Le raisonnement indiciaire est également celui du militaire qui observe les actes et les mouvements de l’ennemi pour deviner ses intentions, sur la base d’un ensemble d’indices convergents

Roland Dorgelès a eu « [le] singulier privilège de baptiser une guerre » : c’est lui qui le premier a appelé « drôle de guerre » la situation sur le front entre le 3 septembre 1939, date de la déclaration de guerre, et le 10 mai 1940, date de l’invasion de la Belgique, des Pays-Bas, du Luxembourg et de la France par l’Allemagne nazie. Son ouvrage, « La drôle de guerre », est constitué d’une série de reportages effectués sur le front pendant cette période. En avril 1940, il est en Alsace, sur un poste d’observation.

De là-haut, on domine les lignes ennemies comme d’un balcon. […] Le sergent qui ne les quitte pas des yeux, connaît maintenant leurs habitudes, sait d’où ils viennent et où ils vont.
— Là, montre-t-il du doigt, ils creusent une sape. Regardez la terre remuée… Cette maison grise, ils l’ont certainement bétonnée. Vous remarquez l’embrasure ? Et ces tuiles déplacées ? Leurs travailleurs en ce moment s’occupent surtout par là. Ce matin, j’en ai compté soixante qui revenaient du chantier. Avec des lampes : donc ils piochent dessous.
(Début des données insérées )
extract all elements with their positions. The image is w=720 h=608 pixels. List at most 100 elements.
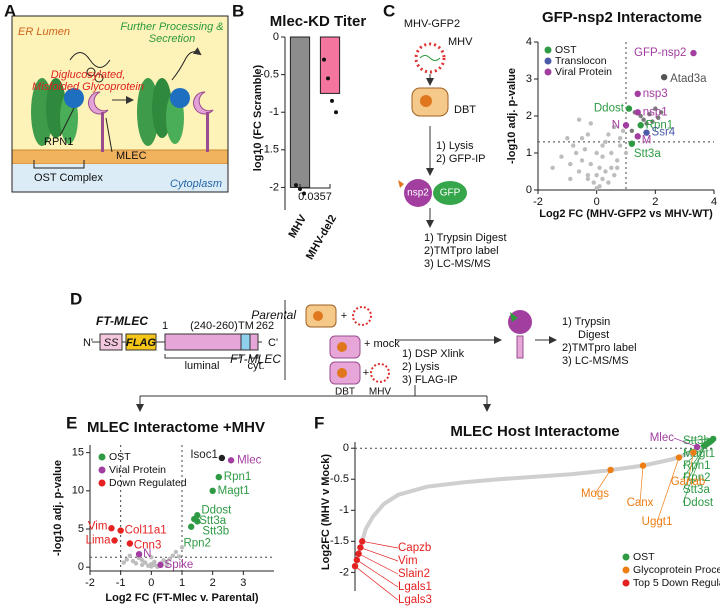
legend-marker xyxy=(622,553,630,561)
data-point xyxy=(164,563,169,568)
plus-label: + xyxy=(363,367,369,379)
data-point xyxy=(571,143,576,148)
data-point xyxy=(690,449,697,456)
leader-line xyxy=(594,469,611,495)
data-point xyxy=(615,158,620,163)
x-tick-label: -2 xyxy=(533,196,543,208)
panel-label: F xyxy=(314,413,324,432)
point-label: Slain2 xyxy=(398,568,430,580)
data-point xyxy=(588,161,593,167)
glycoprotein-label: Diglucosylated, xyxy=(51,69,126,81)
region-label: Cytoplasm xyxy=(170,178,222,190)
legend-marker xyxy=(544,57,552,65)
y-tick-label: 0 xyxy=(273,31,279,43)
legend-marker xyxy=(98,479,106,487)
data-point xyxy=(568,176,573,182)
point-label: Uggt1 xyxy=(642,516,673,528)
leader-line xyxy=(682,445,705,504)
x-tick-label: 0 xyxy=(148,577,154,589)
terminus-label: C' xyxy=(268,337,278,349)
step-label: 3) LC-MS/MS xyxy=(424,258,491,270)
data-point xyxy=(591,180,596,185)
legend-label: OST xyxy=(555,44,577,56)
step-label: 1) DSP Xlink xyxy=(402,348,465,360)
chart-title: MLEC Host Interactome xyxy=(450,423,619,440)
chart-title: GFP-nsp2 Interactome xyxy=(542,9,702,26)
data-point xyxy=(582,147,588,152)
y-tick-label: 3 xyxy=(526,73,532,85)
y-tick-label: 4 xyxy=(526,36,532,48)
panel-label: E xyxy=(66,413,77,432)
legend-label: Viral Protein xyxy=(109,464,166,476)
data-point xyxy=(157,561,164,569)
data-point xyxy=(594,150,599,156)
y-axis-label: -log10 adj. p-value xyxy=(52,460,64,556)
point-label: Capzb xyxy=(398,542,431,554)
data-point xyxy=(126,540,134,547)
point-label: Mogs xyxy=(581,488,609,500)
significance-bracket xyxy=(299,184,331,189)
data-point xyxy=(357,544,364,551)
virus-label: MHV xyxy=(369,387,392,398)
point-label: Ganab xyxy=(671,476,706,488)
legend-label: Top 5 Down Regulated xyxy=(633,577,720,589)
data-point xyxy=(588,121,593,126)
point-label: Col11a1 xyxy=(125,525,167,537)
data-point xyxy=(121,560,126,565)
leader-line xyxy=(356,559,399,588)
data-point xyxy=(693,443,701,451)
step-label: 3) FLAG-IP xyxy=(402,374,458,386)
y-tick-label: -2 xyxy=(269,181,279,193)
data-point xyxy=(625,105,633,112)
x-tick-label: -2 xyxy=(85,577,95,589)
residue-label: 262 xyxy=(256,320,274,332)
replicate-point xyxy=(302,191,306,196)
data-point xyxy=(628,140,636,147)
data-point xyxy=(641,117,646,122)
step-label: 2) Lysis xyxy=(402,361,440,373)
point-label: Rpn1 xyxy=(646,119,674,131)
data-point xyxy=(603,169,608,174)
point-label: nsp3 xyxy=(643,88,668,100)
data-point xyxy=(617,136,623,141)
data-point xyxy=(594,185,599,191)
domain-label: SS xyxy=(104,337,119,349)
point-label: Rpn2 xyxy=(683,472,711,484)
data-point xyxy=(559,154,564,159)
data-point xyxy=(634,90,641,98)
legend-label: Translocon xyxy=(555,55,607,67)
point-label: Lgals3 xyxy=(398,594,432,606)
complex-label: OST Complex xyxy=(34,172,103,184)
point-label: Cnn3 xyxy=(134,540,162,552)
legend-label: Down Regulated xyxy=(109,477,187,489)
data-point xyxy=(550,165,555,170)
point-label: Vim xyxy=(398,555,418,567)
data-point xyxy=(568,161,573,167)
legend-label: Glycoprotein Processing xyxy=(633,564,720,576)
data-point xyxy=(600,176,605,182)
data-point xyxy=(623,150,629,156)
step-label: Digest xyxy=(578,329,609,341)
step-label: 2) GFP-IP xyxy=(436,153,486,165)
point-label: Isoc1 xyxy=(190,449,218,461)
region-label: luminal xyxy=(185,360,220,372)
data-point xyxy=(161,558,166,563)
data-point xyxy=(606,132,611,137)
data-point xyxy=(124,557,129,562)
rank-curve xyxy=(353,435,717,570)
panel-a-diagram xyxy=(11,15,229,193)
data-point xyxy=(637,122,644,129)
point-label: Vim xyxy=(88,520,108,532)
y-tick-label: -2 xyxy=(339,566,349,578)
bar xyxy=(319,36,341,94)
data-point xyxy=(194,518,201,525)
data-point xyxy=(609,165,614,170)
bait-label: nsp2 xyxy=(407,188,429,199)
data-point xyxy=(701,442,708,449)
significance-label: 0.0357 xyxy=(298,191,332,203)
point-label: Ddost xyxy=(683,497,714,509)
legend-label: Viral Protein xyxy=(555,66,612,78)
data-point xyxy=(117,527,124,534)
virus-label: MHV-GFP2 xyxy=(404,18,460,30)
residue-label: (240-260) xyxy=(190,320,238,332)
De l’aube à la nuit, nos guetteurs restent penchés sur la lunette.
Roland Dorgelès, La drôle de guerre 1939-1940.[1]

Tout l’art de Sherlock Holmes réside dans l’observation, l’interprétation et la combinaison des indices, V. Démonstration. L’indice est une trace de l’action qui laisse inférer le modus operandi. Si les éclats de verre provenant de la fenêtre sont sur les tiroirs arrachés aux armoires et jetés dans la chambre, c’est qu’on a d’abord saccagé la chambre et qu’on a ensuite fracturé les vitres de l’extérieur, pour faire croire qu’on était entré par la fenêtre – alors qu’on est entré par la porte. Le coupable avait donc la clé. Quelles sont les personnes qui ont cette clé ?

2.3 Sciences des indices

L’exploitation des indices pour la reconstruction du scénario d’un crime, du déroulement d’une bataille, la reconstruction d’un squelette ou du tracé d’une ville est le fond des professions de détective, d’historien, de paléontologue et d’archéologue (Ginzburg 1999). Les conditions qui permettent d’inférer de l’existence d’un indice à celle d’un état de chose ou d’un être inaccessibles à l’observation directe définissent les techniques argumentatives spécialisées de ces différentes professions.


[1] Paris, Albin Michel, 1957, p. 9 ; p. 194.